Does our brain have an internal hunger switch? Researchers identify neurons that could “turn off” appetite


Image: Does our brain have an internal hunger switch? Researchers identify neurons that could “turn off” appetite

(Natural News) Eating is a basic activity performed by all living organisms. Yet there is still much to learn about it, especially how and why eating becomes disordered. The National Eating Disorder Association reports that up to 30 million people in the U.S. suffer from an eating disorder, such as overeating, undereating, anorexia or bulimia. But despite eating being more commonly associated with the stomach, recent studies suggest that it is the brain that causes these disorders.

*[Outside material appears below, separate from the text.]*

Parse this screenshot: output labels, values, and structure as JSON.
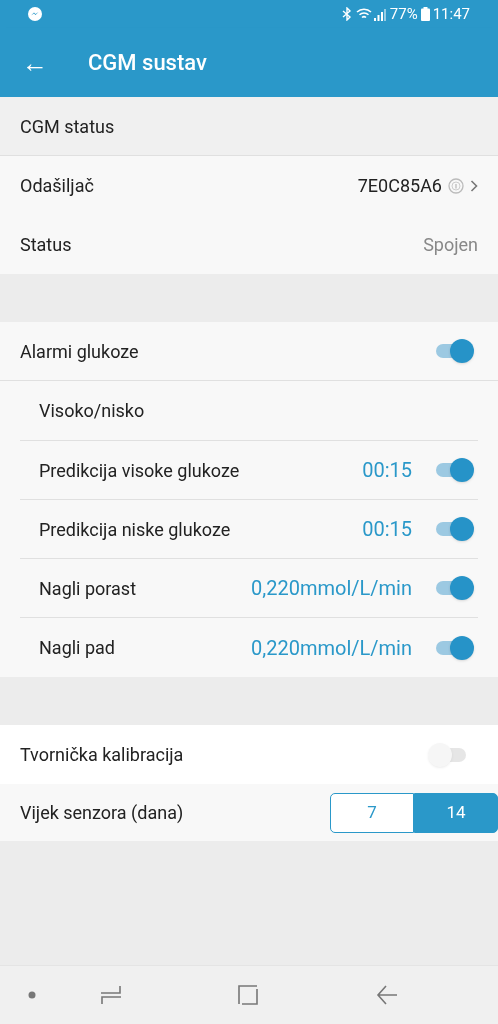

In a study published in the journal Nature Communications, researchers from the University of Arizona found a network of neurons in mice that work with other brain regions to influence eating behaviors and appetite. They believe that identifying its equivalent in the human brain and finding a way to control it can help people who suffer from disease-induced appetite loss or overeating.

Your appetite is all in your head

The goal of the researchers was to discover which part of the brain controls appetite and if it could be manipulated for the management of disease-induced eating disorders. They zeroed in on a group of neurons found in the amygdala or the brain’s emotional hub. The researchers referred to this group as a symphony conductor — a region of the brain that regulates appetite suppression and activation.

To determine whether or not these neurons control eating behavior, the researchers inhibited these neurons in laboratory mice using chemogenetic silencing. This resulted in increased food intake and total eating time. When the researchers reactivated these neurons, it triggered a decrease in appetite.

“By silencing the neurons within the circuit, we can effectively block feeding suppression caused by inflammation to make patients eat more,” said Haijiang Cai, one of the study authors. “We used anorexia for simplification, but for people with obesity, we can activate those neurons to help them eat less. That’s the potential impact of this kind of study.”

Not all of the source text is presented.